Dans cette impasse, étroite et sonore comme une cuve, il y a une espèce de bazar. D'innombrables objets métalliques à usage ménager, sont pendus au plafond. Par terre, des sacs ouverts de pois cassés, de café, de caroubes, de lentilles, raisins secs, de dattes, de blé… que sais-je encore ? Il s'en dégage une odeur âcre et forte, où domine l'odeur de café et de caroubes. Et je pense que c'est à cause de cette odeur que les oiseaux ont élu cette impasse comme domicile.
D'autant plus que le marchand a, par inadvertance, placé le sac de blé juste à la porte, et qu'ils peuvent apercevoir, de là-haut, par l'ouverture béante, les milliers de petits grains succulents qui leur rappellent sans doute la campagne, les champs moissonnés, les grappes mûres, les arbres, les silos gorgés de la récolte.
J'ai proposé cette réponse à Michel. Mais il n'a pas voulu, sur le moment, l'accepter. Il tenait à la caserne des pompiers ! Nous n'étions pas d'accord. Jusqu'au jour où, ensemble, nous avons été voir des oiseaux dans les champs, des oiseaux qui suivaient sans crainte des moissonneurs, jusqu'entre leurs pieds. Il me rappela alors ma solution, que j'avais oubliée.

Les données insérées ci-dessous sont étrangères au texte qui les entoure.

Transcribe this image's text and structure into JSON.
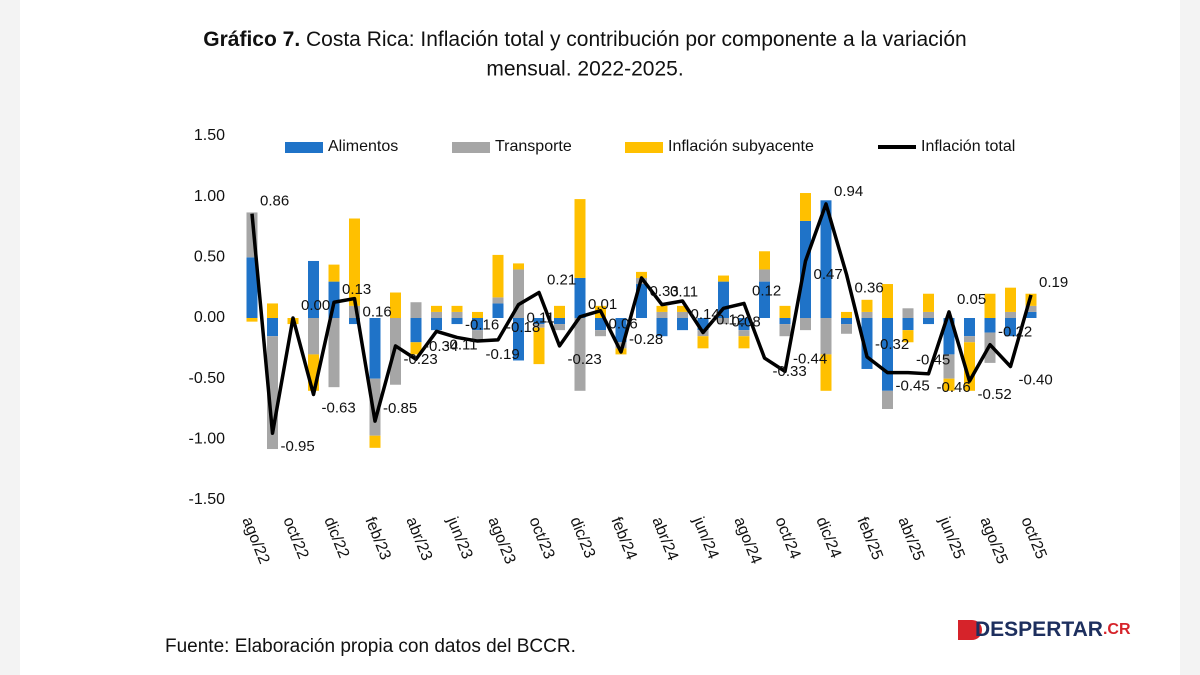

Et il fut même si bouleversé de découvrir la joie des oiseaux mangeant les grains, qu'il prétendit reconnaître dans cette foule campagnarde un oiseau de l'impasse, à sa manière de voleter.

Hier soir, au crépuscule, j'ai contemplé, du haut des collines, Alger s'illuminant peu à peu, comme un immense tableau de bord, et j'ai été joyeux de découvrir que les cris des enfants dominaient tous les autres bruits, même celui des machines ou le crissement des trams.

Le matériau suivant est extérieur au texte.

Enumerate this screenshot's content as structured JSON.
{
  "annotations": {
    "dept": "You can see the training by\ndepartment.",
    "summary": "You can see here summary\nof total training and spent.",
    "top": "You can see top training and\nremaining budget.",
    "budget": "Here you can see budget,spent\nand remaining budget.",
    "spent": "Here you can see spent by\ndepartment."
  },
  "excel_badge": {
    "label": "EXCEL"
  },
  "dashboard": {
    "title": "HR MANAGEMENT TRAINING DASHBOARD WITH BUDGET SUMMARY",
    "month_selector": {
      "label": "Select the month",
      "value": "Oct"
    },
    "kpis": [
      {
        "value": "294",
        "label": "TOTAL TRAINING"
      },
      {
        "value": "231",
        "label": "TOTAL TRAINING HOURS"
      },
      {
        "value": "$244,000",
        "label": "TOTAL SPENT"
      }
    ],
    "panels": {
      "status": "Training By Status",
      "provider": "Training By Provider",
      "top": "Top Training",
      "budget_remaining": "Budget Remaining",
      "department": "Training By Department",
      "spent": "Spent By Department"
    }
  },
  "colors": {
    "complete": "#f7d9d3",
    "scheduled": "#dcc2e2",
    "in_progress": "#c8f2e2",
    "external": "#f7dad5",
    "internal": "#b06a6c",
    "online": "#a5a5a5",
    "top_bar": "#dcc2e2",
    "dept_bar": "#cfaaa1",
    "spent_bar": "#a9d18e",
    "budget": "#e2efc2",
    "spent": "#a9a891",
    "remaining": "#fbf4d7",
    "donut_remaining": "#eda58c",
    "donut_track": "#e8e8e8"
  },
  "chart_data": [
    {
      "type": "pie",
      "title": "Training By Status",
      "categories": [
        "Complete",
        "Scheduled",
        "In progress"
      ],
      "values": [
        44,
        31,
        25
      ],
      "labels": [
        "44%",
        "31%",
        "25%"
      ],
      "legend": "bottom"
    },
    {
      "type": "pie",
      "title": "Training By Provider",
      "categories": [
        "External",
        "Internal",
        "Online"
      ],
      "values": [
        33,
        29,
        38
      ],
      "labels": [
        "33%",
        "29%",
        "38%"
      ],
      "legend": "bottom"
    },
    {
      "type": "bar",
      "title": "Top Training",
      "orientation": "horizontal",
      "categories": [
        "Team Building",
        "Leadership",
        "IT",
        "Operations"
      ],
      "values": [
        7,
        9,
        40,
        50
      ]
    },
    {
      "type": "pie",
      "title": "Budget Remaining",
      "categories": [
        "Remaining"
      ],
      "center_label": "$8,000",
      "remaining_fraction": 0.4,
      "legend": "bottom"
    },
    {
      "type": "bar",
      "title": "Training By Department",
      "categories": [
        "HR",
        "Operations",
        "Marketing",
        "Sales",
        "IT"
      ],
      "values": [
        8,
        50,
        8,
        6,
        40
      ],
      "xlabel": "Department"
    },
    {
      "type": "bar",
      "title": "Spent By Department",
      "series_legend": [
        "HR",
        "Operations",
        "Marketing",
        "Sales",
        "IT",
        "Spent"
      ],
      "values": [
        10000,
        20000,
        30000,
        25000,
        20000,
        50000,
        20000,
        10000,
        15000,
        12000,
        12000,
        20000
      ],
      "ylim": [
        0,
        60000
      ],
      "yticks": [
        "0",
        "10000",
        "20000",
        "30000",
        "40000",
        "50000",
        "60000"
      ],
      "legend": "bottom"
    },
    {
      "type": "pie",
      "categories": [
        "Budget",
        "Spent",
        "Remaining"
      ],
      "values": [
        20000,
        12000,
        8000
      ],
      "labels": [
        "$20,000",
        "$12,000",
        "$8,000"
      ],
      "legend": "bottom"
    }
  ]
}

Alors ma ville m'est soudainement apparue comme le reflet du ciel sur la mer calme de la baie, un ciel peuplé d'oiseaux invisibles volant parmi des milliers d'étoiles.

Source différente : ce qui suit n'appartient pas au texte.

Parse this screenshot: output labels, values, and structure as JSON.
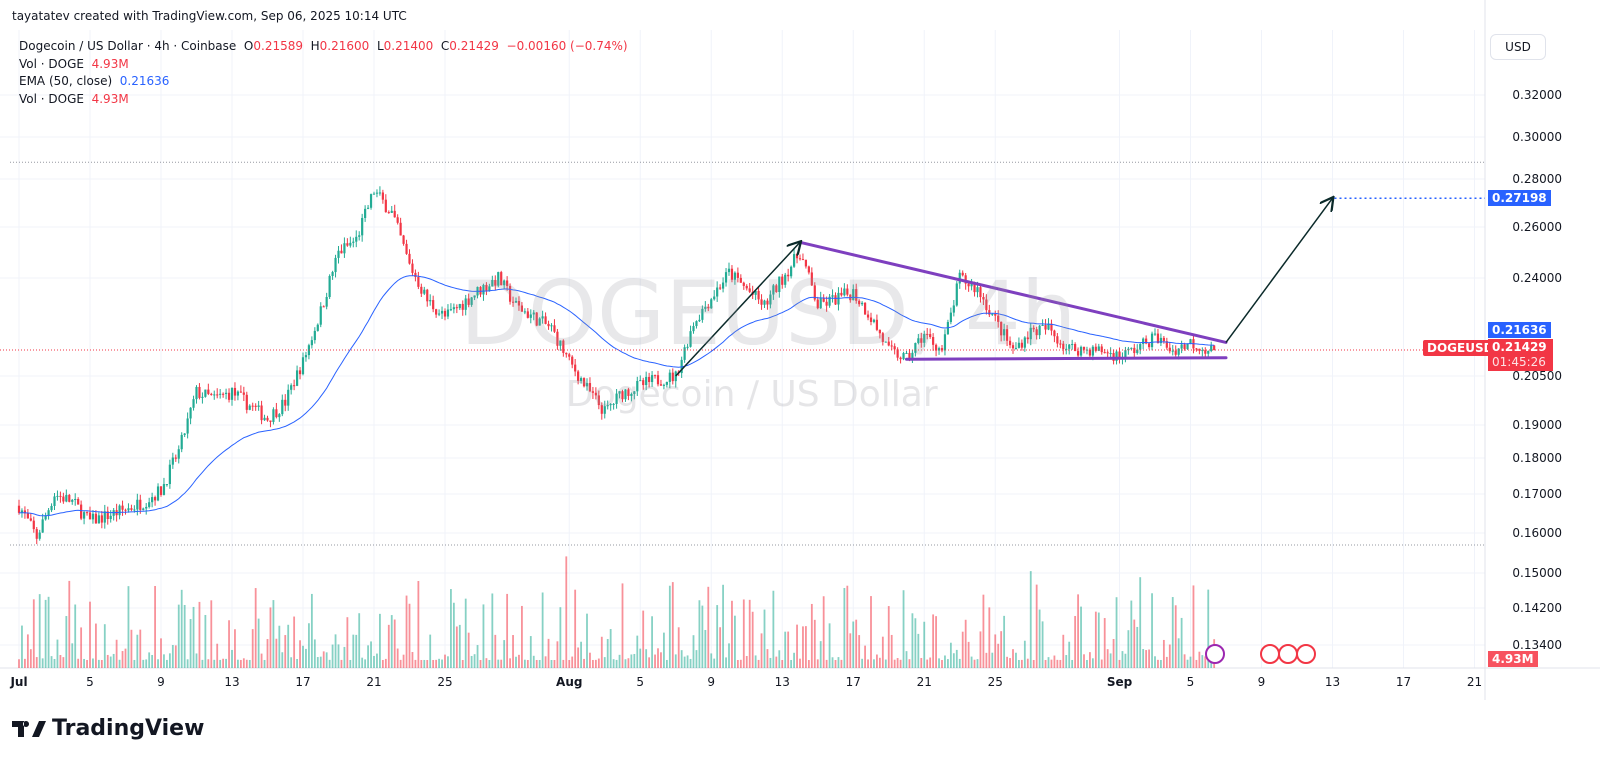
{
  "credit": "tayatatev created with TradingView.com, Sep 06, 2025 10:14 UTC",
  "legend": {
    "symbol": "Dogecoin / US Dollar · 4h · Coinbase",
    "o_label": "O",
    "o": "0.21589",
    "h_label": "H",
    "h": "0.21600",
    "l_label": "L",
    "l": "0.21400",
    "c_label": "C",
    "c": "0.21429",
    "change": "−0.00160 (−0.74%)",
    "vol_label": "Vol · DOGE",
    "vol": "4.93M",
    "ema_label": "EMA (50, close)",
    "ema": "0.21636",
    "vol2_label": "Vol · DOGE",
    "vol2": "4.93M"
  },
  "watermark": {
    "ticker": "DOGEUSD, 4h",
    "name": "Dogecoin / US Dollar"
  },
  "currency": "USD",
  "tags": {
    "target": "0.27198",
    "ema": "0.21636",
    "symbol": "DOGEUSD",
    "price": "0.21429",
    "countdown": "01:45:26",
    "volume": "4.93M"
  },
  "footer": {
    "brand": "TradingView"
  },
  "colors": {
    "up": "#22ab94",
    "down": "#f23645",
    "ema": "#2962ff",
    "pattern": "#7e3fbf",
    "arrow": "#0b2a2a"
  },
  "chart_data": {
    "type": "candlestick",
    "timeframe": "4h",
    "y_scale": "log",
    "y_ticks": [
      "0.32000",
      "0.30000",
      "0.28000",
      "0.26000",
      "0.24000",
      "0.20500",
      "0.19000",
      "0.18000",
      "0.17000",
      "0.16000",
      "0.15000",
      "0.14200",
      "0.13400"
    ],
    "x_ticks": [
      "Jul",
      "5",
      "9",
      "13",
      "17",
      "21",
      "25",
      "Aug",
      "5",
      "9",
      "13",
      "17",
      "21",
      "25",
      "Sep",
      "5",
      "9",
      "13",
      "17",
      "21"
    ],
    "price_path": [
      [
        "2025-07-01",
        0.167
      ],
      [
        "2025-07-02",
        0.159
      ],
      [
        "2025-07-03",
        0.17
      ],
      [
        "2025-07-04",
        0.168
      ],
      [
        "2025-07-05",
        0.163
      ],
      [
        "2025-07-07",
        0.166
      ],
      [
        "2025-07-08",
        0.168
      ],
      [
        "2025-07-09",
        0.171
      ],
      [
        "2025-07-10",
        0.182
      ],
      [
        "2025-07-11",
        0.2
      ],
      [
        "2025-07-12",
        0.198
      ],
      [
        "2025-07-13",
        0.2
      ],
      [
        "2025-07-15",
        0.192
      ],
      [
        "2025-07-16",
        0.197
      ],
      [
        "2025-07-17",
        0.21
      ],
      [
        "2025-07-18",
        0.228
      ],
      [
        "2025-07-19",
        0.25
      ],
      [
        "2025-07-20",
        0.255
      ],
      [
        "2025-07-21",
        0.275
      ],
      [
        "2025-07-22",
        0.266
      ],
      [
        "2025-07-23",
        0.245
      ],
      [
        "2025-07-24",
        0.232
      ],
      [
        "2025-07-25",
        0.226
      ],
      [
        "2025-07-27",
        0.236
      ],
      [
        "2025-07-28",
        0.24
      ],
      [
        "2025-07-29",
        0.23
      ],
      [
        "2025-07-31",
        0.222
      ],
      [
        "2025-08-01",
        0.21
      ],
      [
        "2025-08-02",
        0.201
      ],
      [
        "2025-08-03",
        0.194
      ],
      [
        "2025-08-04",
        0.2
      ],
      [
        "2025-08-06",
        0.204
      ],
      [
        "2025-08-07",
        0.205
      ],
      [
        "2025-08-08",
        0.224
      ],
      [
        "2025-08-10",
        0.242
      ],
      [
        "2025-08-11",
        0.236
      ],
      [
        "2025-08-12",
        0.23
      ],
      [
        "2025-08-13",
        0.24
      ],
      [
        "2025-08-14",
        0.25
      ],
      [
        "2025-08-15",
        0.23
      ],
      [
        "2025-08-17",
        0.235
      ],
      [
        "2025-08-18",
        0.226
      ],
      [
        "2025-08-19",
        0.214
      ],
      [
        "2025-08-20",
        0.211
      ],
      [
        "2025-08-21",
        0.22
      ],
      [
        "2025-08-22",
        0.214
      ],
      [
        "2025-08-23",
        0.24
      ],
      [
        "2025-08-24",
        0.236
      ],
      [
        "2025-08-25",
        0.225
      ],
      [
        "2025-08-26",
        0.214
      ],
      [
        "2025-08-27",
        0.221
      ],
      [
        "2025-08-28",
        0.222
      ],
      [
        "2025-08-29",
        0.215
      ],
      [
        "2025-08-31",
        0.214
      ],
      [
        "2025-09-01",
        0.212
      ],
      [
        "2025-09-02",
        0.215
      ],
      [
        "2025-09-03",
        0.219
      ],
      [
        "2025-09-04",
        0.214
      ],
      [
        "2025-09-05",
        0.217
      ],
      [
        "2025-09-06",
        0.2143
      ]
    ],
    "last": {
      "open": 0.21589,
      "high": 0.216,
      "low": 0.214,
      "close": 0.21429,
      "volume": "4.93M"
    },
    "ema": {
      "period": 50,
      "last": 0.21636
    },
    "period_high": 0.288,
    "period_low": 0.157,
    "drawings": {
      "upper_trendline": [
        [
          "2025-08-14",
          0.254
        ],
        [
          "2025-09-07",
          0.217
        ]
      ],
      "lower_trendline": [
        [
          "2025-08-20",
          0.211
        ],
        [
          "2025-09-07",
          0.2115
        ]
      ],
      "prior_move_arrow": [
        [
          "2025-08-07",
          0.205
        ],
        [
          "2025-08-14",
          0.254
        ]
      ],
      "projection_arrow": [
        [
          "2025-09-07",
          0.217
        ],
        [
          "2025-09-13",
          0.272
        ]
      ],
      "target": 0.27198
    }
  }
}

J'aurais voulu que mon fils fût là, près de moi, pour qu'il ajoute son cri à ce ciel vivant. J'aurais essayé de lui montrer combien c'est beau une ville, et grand le travail des hommes, pour qu'il commence déjà à aimer ces ciels fertiles et laborieux, dont chaque étoile a une histoire, pour qu'il comprenne que si un jour, là aussi, le vent d'espoir venait faire battre les fenêtres, soulevant les rideaux comme la première brise fraîche du soir après une journée étouffante, s'il venait à souffler dans toutes les rues, même les plus sordides, faisant bruire au passage les arbres de justice, alors on peut être heureux.